Michigan-based Flagstar Bancorp, Inc., parent company of Flagstar Bank, has reduced its mortgage staff by 20% since the calendar turned to 2022, laying off 420 employees amid a significant drop in origination volumes and margins.
Overall, the bank’s net income in the first quarter of 2022 dropped 60.4% from the prior quarter, to $53 million. Mortgage revenue decreased $36 million in the same period, to $74 million from January to March.
“Gain on sale revenue was under significant pressure throughout the quarter as the velocity of the increase in mortgage rates rose at the fastest rate this century,” Alessandro DiNello, president and chief executive officer of Flagstar Bancorp, said in a statement.
Flagstar Bancorp reported on Wednesday that mortgage loans closed reached $8.2 billion in the first quarter of 2022, down 23% quarter-over-quarter and 40% year-over-year.
Purchases loans closed were $4 billion from January to March, remaining unchanged compared to the first quarter of 2021, but decreasing from $5 billion in the fourth quarter 2021.
Meanwhile, refinances fell significantly, from $9.8 billion in Q1 2021 to $5.7 billion in Q4 2021 and just $4.2 billion in Q1 2022.
Gain-on-sale margin decreased to 0.58% in Q1 2022 from 1.84% in the first quarter of 2021. In the fourth quarter of 2021, margins were at 1.02%.
“While our channel margins held up fairly well, we experienced lower EBO revenue and competitive factors,” said DiNello. “We responded by cutting costs, including reducing our mortgage staff by 20 percent at the end of Q1.”
The company’s workforce reduction included 358 direct layoffs and 62 unfilled positions that were eliminated, executives said during a conference call with analysts. The bank had 2,100 employees on its mortgage staff before the cuts.
Regarding the servicing portfolio, the net return on servicing rights increased to $29 million for the first quarter of 2022, compared to $19 million for the fourth quarter of 2021, the bank reported.
“While mortgage revenue declined more than expected due to an unprecedented increase in mortgage rates, our net interest margin and MSR returns have already improved significantly even though the benefits only started to come through very late in the quarter,” DiNello said.
In April, New York Community Bank, one of New York City’s largest multifamily lenders, announced the acquisition of Flagstar Bancorp, in an all-stock merger valued at $2.6 billion.
On Wednesday, the banks announced they mutually extended their merger agreement to October 31, 2022, to provide that the combined company will operate under a national bank charter. Under the new agreement, the merger needs approval of the Federal Reserve Board and the Office of the Comptroller of the Currency (OCC).

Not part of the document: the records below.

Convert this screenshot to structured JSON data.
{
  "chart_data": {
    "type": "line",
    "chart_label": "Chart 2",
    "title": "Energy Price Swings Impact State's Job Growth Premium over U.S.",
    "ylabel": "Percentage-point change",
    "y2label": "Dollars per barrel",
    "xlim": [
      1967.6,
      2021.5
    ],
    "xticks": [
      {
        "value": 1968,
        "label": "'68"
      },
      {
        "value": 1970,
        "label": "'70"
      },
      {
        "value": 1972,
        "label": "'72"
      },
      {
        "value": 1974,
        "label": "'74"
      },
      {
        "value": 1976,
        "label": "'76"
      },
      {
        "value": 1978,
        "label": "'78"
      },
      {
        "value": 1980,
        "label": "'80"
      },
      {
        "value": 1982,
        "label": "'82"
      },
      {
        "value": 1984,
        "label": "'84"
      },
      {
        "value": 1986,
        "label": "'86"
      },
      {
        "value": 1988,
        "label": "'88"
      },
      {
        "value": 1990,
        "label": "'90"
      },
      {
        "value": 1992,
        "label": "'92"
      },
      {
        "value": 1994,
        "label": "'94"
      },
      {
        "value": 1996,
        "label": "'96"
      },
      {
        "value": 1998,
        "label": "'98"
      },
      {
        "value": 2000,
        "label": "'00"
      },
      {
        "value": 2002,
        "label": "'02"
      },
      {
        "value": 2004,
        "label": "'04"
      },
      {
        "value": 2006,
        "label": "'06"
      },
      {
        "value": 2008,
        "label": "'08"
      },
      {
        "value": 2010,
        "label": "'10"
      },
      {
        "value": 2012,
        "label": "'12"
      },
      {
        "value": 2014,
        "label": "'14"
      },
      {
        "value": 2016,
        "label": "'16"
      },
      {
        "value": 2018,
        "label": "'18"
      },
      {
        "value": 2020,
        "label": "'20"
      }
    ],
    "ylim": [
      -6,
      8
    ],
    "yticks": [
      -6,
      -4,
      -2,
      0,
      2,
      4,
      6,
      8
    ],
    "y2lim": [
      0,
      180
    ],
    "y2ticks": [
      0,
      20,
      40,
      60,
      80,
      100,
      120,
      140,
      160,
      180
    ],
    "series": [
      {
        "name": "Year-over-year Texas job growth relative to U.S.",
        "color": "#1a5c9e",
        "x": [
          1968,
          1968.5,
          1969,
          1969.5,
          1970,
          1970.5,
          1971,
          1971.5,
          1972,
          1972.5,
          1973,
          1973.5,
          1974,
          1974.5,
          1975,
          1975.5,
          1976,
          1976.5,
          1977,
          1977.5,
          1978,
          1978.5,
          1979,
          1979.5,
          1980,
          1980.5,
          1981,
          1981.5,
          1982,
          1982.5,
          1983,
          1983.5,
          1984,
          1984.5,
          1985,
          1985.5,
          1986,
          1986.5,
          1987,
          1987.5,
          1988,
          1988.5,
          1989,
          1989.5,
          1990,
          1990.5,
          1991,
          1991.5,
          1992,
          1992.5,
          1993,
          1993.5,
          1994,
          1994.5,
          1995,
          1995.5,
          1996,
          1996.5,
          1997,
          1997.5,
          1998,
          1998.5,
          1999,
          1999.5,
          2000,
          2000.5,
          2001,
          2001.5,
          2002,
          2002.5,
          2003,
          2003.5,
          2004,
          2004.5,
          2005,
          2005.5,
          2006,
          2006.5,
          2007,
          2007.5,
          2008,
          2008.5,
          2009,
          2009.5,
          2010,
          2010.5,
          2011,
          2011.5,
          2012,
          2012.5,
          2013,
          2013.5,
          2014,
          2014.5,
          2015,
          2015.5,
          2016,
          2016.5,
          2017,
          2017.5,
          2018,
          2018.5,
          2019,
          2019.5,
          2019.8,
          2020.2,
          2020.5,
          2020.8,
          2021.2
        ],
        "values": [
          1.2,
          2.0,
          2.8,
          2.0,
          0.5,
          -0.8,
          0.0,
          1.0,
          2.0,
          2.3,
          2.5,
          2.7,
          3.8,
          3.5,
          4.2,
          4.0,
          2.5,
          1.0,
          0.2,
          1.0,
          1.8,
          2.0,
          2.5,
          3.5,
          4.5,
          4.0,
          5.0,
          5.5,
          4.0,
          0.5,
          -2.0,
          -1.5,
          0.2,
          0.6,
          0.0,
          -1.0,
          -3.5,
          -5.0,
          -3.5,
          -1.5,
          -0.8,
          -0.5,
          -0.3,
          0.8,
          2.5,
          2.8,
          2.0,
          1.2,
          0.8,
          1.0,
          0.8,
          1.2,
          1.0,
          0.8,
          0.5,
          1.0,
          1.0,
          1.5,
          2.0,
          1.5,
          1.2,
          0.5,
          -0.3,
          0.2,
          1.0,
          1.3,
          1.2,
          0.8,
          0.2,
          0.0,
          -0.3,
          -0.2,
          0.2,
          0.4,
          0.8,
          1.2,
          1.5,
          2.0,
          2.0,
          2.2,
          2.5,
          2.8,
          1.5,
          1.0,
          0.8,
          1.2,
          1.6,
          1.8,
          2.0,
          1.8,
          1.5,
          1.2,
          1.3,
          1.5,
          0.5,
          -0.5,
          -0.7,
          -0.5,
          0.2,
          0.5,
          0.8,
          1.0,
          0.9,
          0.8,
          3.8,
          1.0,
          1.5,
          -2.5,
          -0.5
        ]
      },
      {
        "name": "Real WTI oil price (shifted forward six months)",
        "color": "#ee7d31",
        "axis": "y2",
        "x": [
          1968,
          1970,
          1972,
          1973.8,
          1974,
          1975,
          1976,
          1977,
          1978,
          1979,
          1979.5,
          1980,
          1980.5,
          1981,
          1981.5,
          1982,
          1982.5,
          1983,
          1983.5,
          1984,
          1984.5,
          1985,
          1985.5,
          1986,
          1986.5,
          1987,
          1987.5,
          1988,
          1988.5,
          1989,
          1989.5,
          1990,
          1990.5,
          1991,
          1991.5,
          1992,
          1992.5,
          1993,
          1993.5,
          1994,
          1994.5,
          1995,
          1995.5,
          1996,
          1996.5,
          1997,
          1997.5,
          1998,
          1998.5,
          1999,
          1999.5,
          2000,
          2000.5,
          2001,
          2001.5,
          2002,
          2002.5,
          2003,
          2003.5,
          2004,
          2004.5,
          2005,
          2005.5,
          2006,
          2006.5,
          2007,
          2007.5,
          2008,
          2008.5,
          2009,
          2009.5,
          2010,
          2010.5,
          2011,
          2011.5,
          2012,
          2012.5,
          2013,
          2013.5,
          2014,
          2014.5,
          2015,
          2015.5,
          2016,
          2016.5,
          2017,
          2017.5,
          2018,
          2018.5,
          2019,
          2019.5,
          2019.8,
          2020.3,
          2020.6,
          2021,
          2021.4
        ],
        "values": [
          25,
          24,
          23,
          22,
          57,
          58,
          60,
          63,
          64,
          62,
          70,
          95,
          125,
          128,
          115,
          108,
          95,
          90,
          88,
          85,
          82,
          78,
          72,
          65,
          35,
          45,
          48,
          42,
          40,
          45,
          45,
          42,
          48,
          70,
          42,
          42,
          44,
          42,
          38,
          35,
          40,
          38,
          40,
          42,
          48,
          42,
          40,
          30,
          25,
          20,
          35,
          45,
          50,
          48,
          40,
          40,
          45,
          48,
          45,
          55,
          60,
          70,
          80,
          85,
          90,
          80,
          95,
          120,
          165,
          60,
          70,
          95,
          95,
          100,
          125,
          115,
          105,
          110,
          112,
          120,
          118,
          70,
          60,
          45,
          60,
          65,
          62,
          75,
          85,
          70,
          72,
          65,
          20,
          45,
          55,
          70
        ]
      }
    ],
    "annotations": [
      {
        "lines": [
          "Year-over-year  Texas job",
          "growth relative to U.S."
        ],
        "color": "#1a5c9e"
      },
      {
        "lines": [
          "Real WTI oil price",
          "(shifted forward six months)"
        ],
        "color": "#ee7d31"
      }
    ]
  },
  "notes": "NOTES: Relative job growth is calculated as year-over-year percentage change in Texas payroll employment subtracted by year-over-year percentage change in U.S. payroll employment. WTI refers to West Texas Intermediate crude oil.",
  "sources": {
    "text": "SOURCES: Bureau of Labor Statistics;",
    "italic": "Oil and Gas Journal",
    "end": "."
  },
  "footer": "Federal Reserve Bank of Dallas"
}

NYCB had essentially exited the residential mortgage banking business in 2017 after selling its origination and servicing platforms. Despite the deal, the initial agreement says that Flagstar’s brand will be maintained in the Midwest. Flagstar’s mortgage division will also preserve the brand. Other states will retain their current branding.
According to the first quarter earnings reported, Flagstar has 2.7% market share in the correspondent channel and more than 1,100 partners. The bank has a 0.7% market share in the broker channel, with 1,600 brokers relationships. Flagstar also has 82 retail locations in 28 states, with direct lending representing 59% of retail volume.